Christian König <christian.koenig@xxxxxxx> · Wed, 21 Aug 2024 10:14:34 +0200

    Am 20.08.24 um 18:00 schrieb Thomas Hellström:

        Or why exactly should shrinking fail?

      A common example would be not having runtime pm and the particular bo
needs it to unbind, we want to try the next bo. Example: i915 GGTT
bound bos and Lunar Lake PL_TT bos.

    WHAT? So you basically block shrinking BOs because you can't unbind
    them because the device is powered down?

    I would say that this is a serious NO-GO. It basically means that
    powered down devices can lock down system memory for undefined
    amount of time.

    In other words an application can allocate memory, map it into GGTT
    and then suspend or even get killed and we are not able to recover
    the memory because there is no activity on the GPU any more?

    That really sounds like a bug in the driver design to me.

      And again, all other drm bo shrinkers do this. We just want to do the
same.

    Do you have pointers?

          If we bump LRU we could end up with infinite loops.
So IMO we need to be able to loop. I don't really care wether we do
this as an explicit loop or whether we use the LRU walker, but I
think
from a maintainability point-of-view it is better to keep LRU
walking
in a single place.

If we return an unlocked object, we'd need to refcount and drop the
lru
lock, but maybe that's not a bad thing.

But what's the main drawback of exporting the existing helper.

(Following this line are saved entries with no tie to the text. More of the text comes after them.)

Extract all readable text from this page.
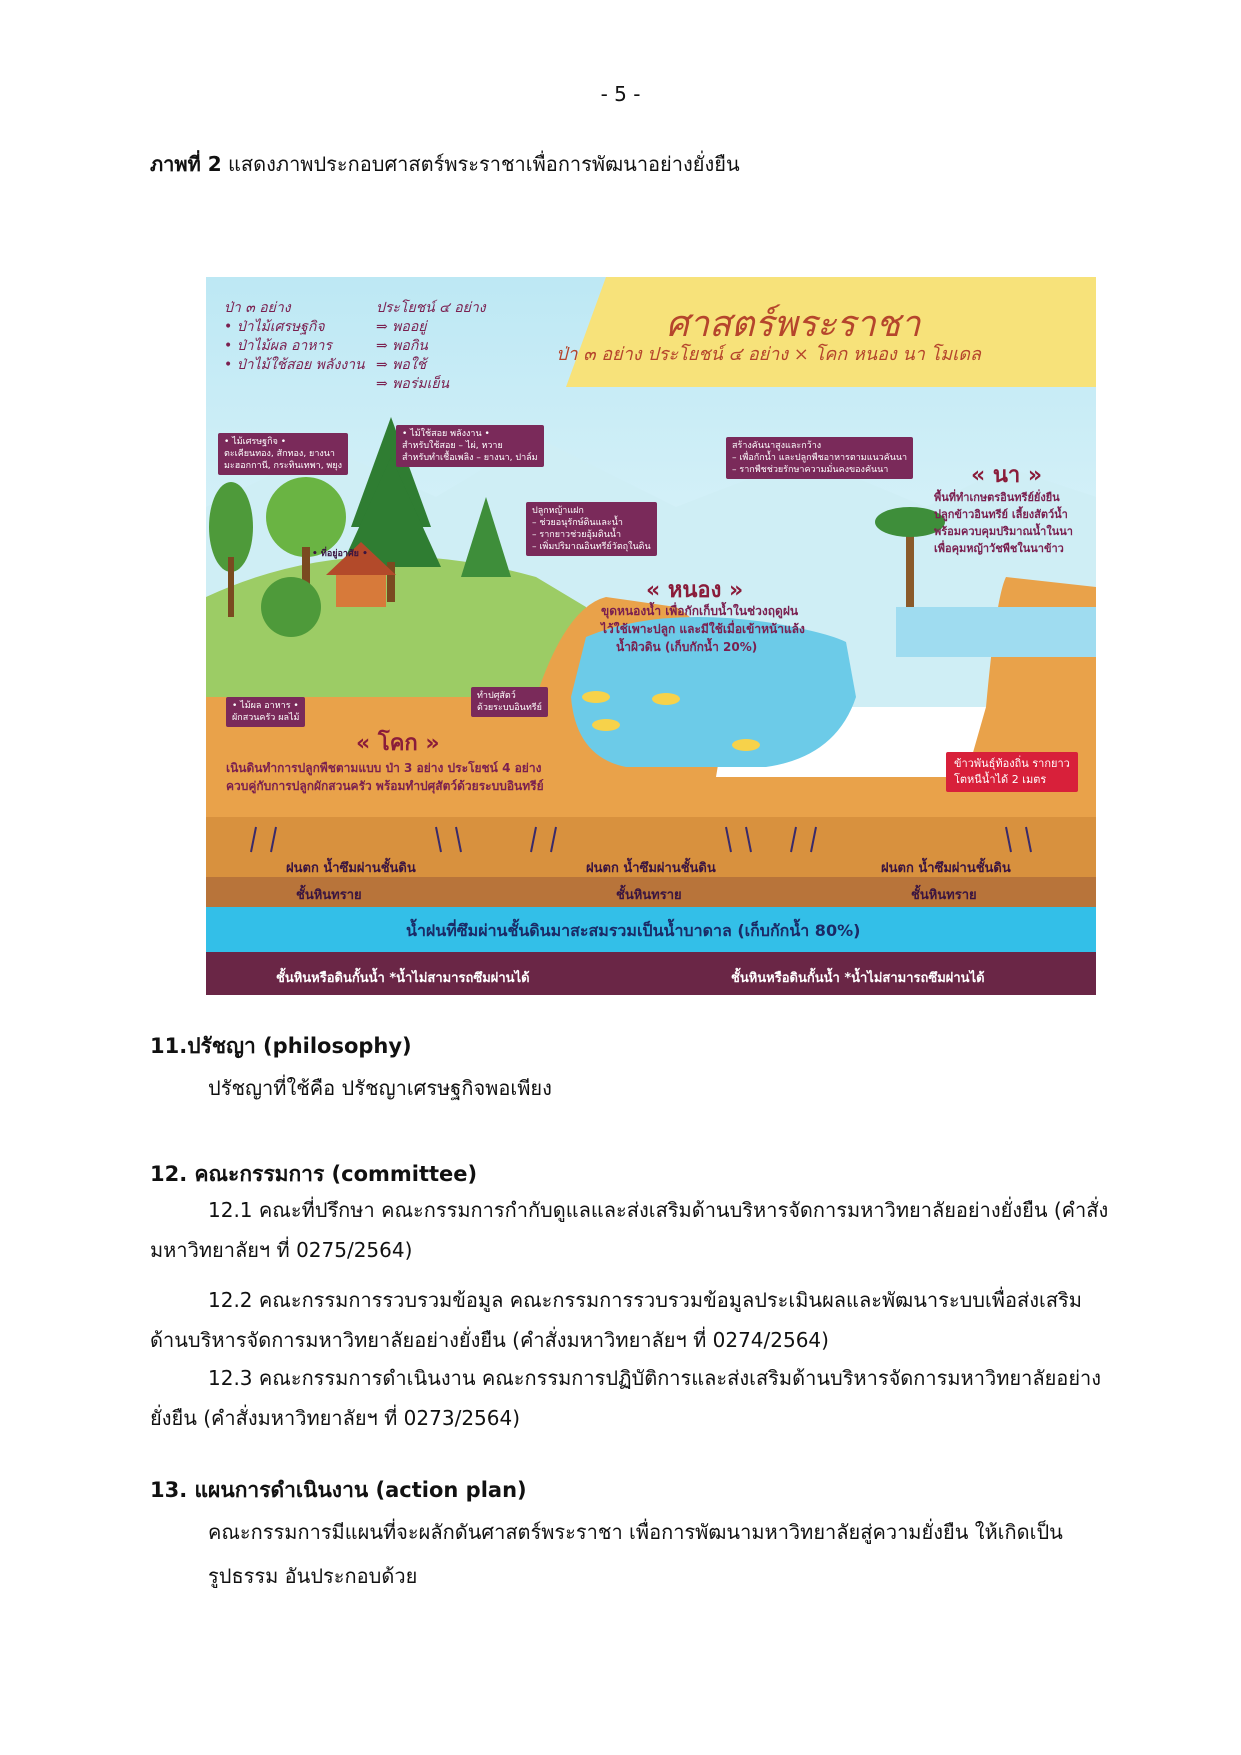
- 5 -
ภาพที่ 2 แสดงภาพประกอบศาสตร์พระราชาเพื่อการพัฒนาอย่างยั่งยืน
ศาสตร์พระราชา
ป่า ๓ อย่าง ประโยชน์ ๔ อย่าง × โคก หนอง นา โมเดล
ป่า ๓ อย่าง
• ป่าไม้เศรษฐกิจ
• ป่าไม้ผล อาหาร
• ป่าไม้ใช้สอย พลังงาน
ประโยชน์ ๔ อย่าง
⇒ พออยู่
⇒ พอกิน
⇒ พอใช้
⇒ พอร่มเย็น
• ไม้เศรษฐกิจ •
ตะเคียนทอง, สักทอง, ยางนา
มะฮอกกานี, กระทินเทพา, พยุง
• ไม้ใช้สอย พลังงาน •
สำหรับใช้สอย – ไผ่, หวาย
สำหรับทำเชื้อเพลิง – ยางนา, ปาล์ม
ปลูกหญ้าแฝก
– ช่วยอนุรักษ์ดินและน้ำ
– รากยาวช่วยอุ้มดินน้ำ
– เพิ่มปริมาณอินทรีย์วัตถุในดิน
สร้างคันนาสูงและกว้าง
– เพื่อกักน้ำ และปลูกพืชอาหารตามแนวคันนา
– รากพืชช่วยรักษาความมั่นคงของคันนา
• ที่อยู่อาศัย •
• ไม้ผล อาหาร •
ผักสวนครัว ผลไม้
ทำปศุสัตว์
ด้วยระบบอินทรีย์
« โคก »
เนินดินทำการปลูกพืชตามแบบ ป่า 3 อย่าง ประโยชน์ 4 อย่าง
ควบคู่กับการปลูกผักสวนครัว พร้อมทำปศุสัตว์ด้วยระบบอินทรีย์
« หนอง »
ขุดหนองน้ำ เพื่อกักเก็บน้ำในช่วงฤดูฝน
ไว้ใช้เพาะปลูก และมีใช้เมื่อเข้าหน้าแล้ง
น้ำผิวดิน (เก็บกักน้ำ 20%)
« นา »
พื้นที่ทำเกษตรอินทรีย์ยั่งยืน
ปลูกข้าวอินทรีย์ เลี้ยงสัตว์น้ำ
พร้อมควบคุมปริมาณน้ำในนา
เพื่อคุมหญ้าวัชพืชในนาข้าว
ข้าวพันธุ์ท้องถิ่น รากยาว
โตหนีน้ำได้ 2 เมตร
ฝนตก น้ำซึมผ่านชั้นดิน	ฝนตก น้ำซึมผ่านชั้นดิน	ฝนตก น้ำซึมผ่านชั้นดิน
ชั้นหินทราย	ชั้นหินทราย	ชั้นหินทราย
น้ำฝนที่ซึมผ่านชั้นดินมาสะสมรวมเป็นน้ำบาดาล (เก็บกักน้ำ 80%)
ชั้นหินหรือดินกั้นน้ำ *น้ำไม่สามารถซึมผ่านได้	ชั้นหินหรือดินกั้นน้ำ *น้ำไม่สามารถซึมผ่านได้
11.ปรัชญา (philosophy)
ปรัชญาที่ใช้คือ ปรัชญาเศรษฐกิจพอเพียง
12. คณะกรรมการ (committee)
12.1 คณะที่ปรึกษา คณะกรรมการกำกับดูแลและส่งเสริมด้านบริหารจัดการมหาวิทยาลัยอย่างยั่งยืน (คำสั่งมหาวิทยาลัยฯ ที่ 0275/2564)
12.2 คณะกรรมการรวบรวมข้อมูล คณะกรรมการรวบรวมข้อมูลประเมินผลและพัฒนาระบบเพื่อส่งเสริมด้านบริหารจัดการมหาวิทยาลัยอย่างยั่งยืน (คำสั่งมหาวิทยาลัยฯ ที่ 0274/2564)
12.3 คณะกรรมการดำเนินงาน คณะกรรมการปฏิบัติการและส่งเสริมด้านบริหารจัดการมหาวิทยาลัยอย่างยั่งยืน (คำสั่งมหาวิทยาลัยฯ ที่ 0273/2564)
13. แผนการดำเนินงาน (action plan)
คณะกรรมการมีแผนที่จะผลักดันศาสตร์พระราชา เพื่อการพัฒนามหาวิทยาลัยสู่ความยั่งยืน ให้เกิดเป็น
รูปธรรม อันประกอบด้วย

        Well that we re-creates exactly the mid-layer mess I worked so hard
to 
remove from TTM.

      It doesn't IMO. I agree the first attempt did. This affects only the
LRU iteration itself and I'm even fine to get rid of the callback using
a for_ macro.

    Well, I mean using a for_each approach is objectively better than
    having a callback and a state bag.

    But the fundamental question is if drivers are allowed to reject
    shrinking. And I think the answer is no, they need to be designed in
    a way where shrinking is always possible.

    What can be that we can't get the necessary locks to evict and
    object (because it's about to be used etc...), but that are the
    per-requisites TTM should be checking.

          In any case, I don't think TTM should enforce a different way of
shrinking by the means of a severely restricted helper?

        Well, as far as I can see that is exactly what TTM should do.

I mean the main advantage to make a common component is to enforce 
correct behavior.

      But if all other drivers don't agree this as correct behavior and
instead want to keep behavior that is proven to work, that's a dead
end.

    Well no, even if all drivers agree to (for example) drop security
    precautions it's still not something acceptable.

    And same thing here, if we block shrinking because drivers think
    they want their runtime PM implemented in a certain way then
    upstream needs to block this and push back.

    As far as I can see it's mandatory to have shrinkers not depend on
    runtime PM, cause otherwise you run into resources handling which
    depends on the well behavior of userspace and that in turn in
    something we can't allow.

    Regards,

    Christian. 

/Thomas

        Regards,
Christian.

          /Thomas